Image source: Atlantic Council. 2012

Slightly less symbolic, showing that the equivalence is symbolically represented somewhere in practice, what does this picture imply regarding the flags of Germany, Britain, or France, or for that matter, California, New York, and Texas?

EU and US Flags in front of an E.U. building in Brussels
Image source: AFP/Getty Images. 2012. 
Actually, to compare the early U.S. with the early E.U., the flags should be from the early U.S. and the early E.U., respectively. Interestingly, an early U.S. flag bears astonishing resemblance to the first E.U. flag.

The E.U. flag was designed by Arsène Heitz and Paul Lévy for the Council of Europe in 1955. The EC and the E.U. would subsequently adopt the flag as their own.

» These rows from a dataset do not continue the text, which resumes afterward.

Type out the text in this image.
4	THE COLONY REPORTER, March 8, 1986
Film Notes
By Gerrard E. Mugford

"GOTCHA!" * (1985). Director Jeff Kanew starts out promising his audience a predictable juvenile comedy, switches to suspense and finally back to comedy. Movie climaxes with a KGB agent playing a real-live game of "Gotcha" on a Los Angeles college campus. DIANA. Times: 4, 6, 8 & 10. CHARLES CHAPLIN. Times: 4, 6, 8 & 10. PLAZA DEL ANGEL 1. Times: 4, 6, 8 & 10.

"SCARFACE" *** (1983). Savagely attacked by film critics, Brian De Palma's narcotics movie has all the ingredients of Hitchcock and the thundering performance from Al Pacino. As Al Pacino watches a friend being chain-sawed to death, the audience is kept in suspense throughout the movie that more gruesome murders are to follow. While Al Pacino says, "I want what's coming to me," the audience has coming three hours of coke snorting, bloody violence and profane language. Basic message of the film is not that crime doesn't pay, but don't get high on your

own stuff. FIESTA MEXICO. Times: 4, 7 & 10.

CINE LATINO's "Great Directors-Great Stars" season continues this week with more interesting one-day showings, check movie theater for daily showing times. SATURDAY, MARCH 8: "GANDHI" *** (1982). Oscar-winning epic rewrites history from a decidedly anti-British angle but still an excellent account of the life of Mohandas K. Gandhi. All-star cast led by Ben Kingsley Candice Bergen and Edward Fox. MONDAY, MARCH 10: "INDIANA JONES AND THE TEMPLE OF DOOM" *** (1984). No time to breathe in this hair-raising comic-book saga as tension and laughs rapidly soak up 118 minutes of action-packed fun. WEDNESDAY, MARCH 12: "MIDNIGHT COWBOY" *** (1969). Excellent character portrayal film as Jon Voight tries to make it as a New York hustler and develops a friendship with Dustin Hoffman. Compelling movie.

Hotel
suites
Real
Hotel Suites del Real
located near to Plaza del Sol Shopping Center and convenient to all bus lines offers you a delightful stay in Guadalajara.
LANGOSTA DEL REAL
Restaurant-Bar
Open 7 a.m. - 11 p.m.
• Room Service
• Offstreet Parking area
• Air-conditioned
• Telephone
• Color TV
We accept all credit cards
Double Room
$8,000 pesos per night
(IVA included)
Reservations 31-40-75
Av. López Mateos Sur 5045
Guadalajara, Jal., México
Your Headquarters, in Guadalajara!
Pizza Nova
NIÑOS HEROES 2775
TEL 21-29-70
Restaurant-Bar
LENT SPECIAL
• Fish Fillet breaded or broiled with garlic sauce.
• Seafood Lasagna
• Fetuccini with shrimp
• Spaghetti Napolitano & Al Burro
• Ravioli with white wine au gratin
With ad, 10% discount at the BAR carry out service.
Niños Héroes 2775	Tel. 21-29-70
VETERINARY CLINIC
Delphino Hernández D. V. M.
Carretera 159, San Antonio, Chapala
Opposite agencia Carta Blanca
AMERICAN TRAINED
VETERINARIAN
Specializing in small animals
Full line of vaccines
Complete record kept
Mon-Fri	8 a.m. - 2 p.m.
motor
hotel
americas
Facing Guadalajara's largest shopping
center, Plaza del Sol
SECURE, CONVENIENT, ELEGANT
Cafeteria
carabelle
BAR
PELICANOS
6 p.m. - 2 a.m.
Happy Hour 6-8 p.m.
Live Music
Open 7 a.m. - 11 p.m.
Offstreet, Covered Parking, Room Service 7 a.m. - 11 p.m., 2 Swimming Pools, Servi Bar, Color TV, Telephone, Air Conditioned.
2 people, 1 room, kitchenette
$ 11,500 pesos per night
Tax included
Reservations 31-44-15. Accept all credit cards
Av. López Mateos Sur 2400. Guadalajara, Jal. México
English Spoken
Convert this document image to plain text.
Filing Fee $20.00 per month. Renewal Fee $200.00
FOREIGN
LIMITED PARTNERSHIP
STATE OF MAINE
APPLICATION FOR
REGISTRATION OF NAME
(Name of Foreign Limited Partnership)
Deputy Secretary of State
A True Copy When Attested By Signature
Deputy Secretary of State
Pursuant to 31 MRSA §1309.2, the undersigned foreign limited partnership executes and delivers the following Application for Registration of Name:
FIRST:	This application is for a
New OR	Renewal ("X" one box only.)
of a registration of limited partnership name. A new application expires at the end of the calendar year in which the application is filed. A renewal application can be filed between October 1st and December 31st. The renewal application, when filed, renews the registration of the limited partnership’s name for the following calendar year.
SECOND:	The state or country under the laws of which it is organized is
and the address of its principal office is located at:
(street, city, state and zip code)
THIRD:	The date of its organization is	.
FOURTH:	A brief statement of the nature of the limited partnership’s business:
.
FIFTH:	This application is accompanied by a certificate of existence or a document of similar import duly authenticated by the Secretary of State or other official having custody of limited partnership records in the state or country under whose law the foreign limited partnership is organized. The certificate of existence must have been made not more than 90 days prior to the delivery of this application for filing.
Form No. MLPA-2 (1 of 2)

The "Betsy Ross" U.S. flag was in use by 1777. Regarding the number of stars, whereas the 13 on the U.S. flag represent the original 13 states in the U.S. alliance, the 12 stars on the E.U. flag were chosen when the Council of Europe had 15 members (10 of which were founding members). Even so, the similarity between the two flags is striking, especially as both the U.S. and E.U. have added states since their respective foundings.  
Image sources:  Flickr and IATA, respectively.

Out of all of the pictures above, which one (or two) do you think best depicts the motif of equivalence?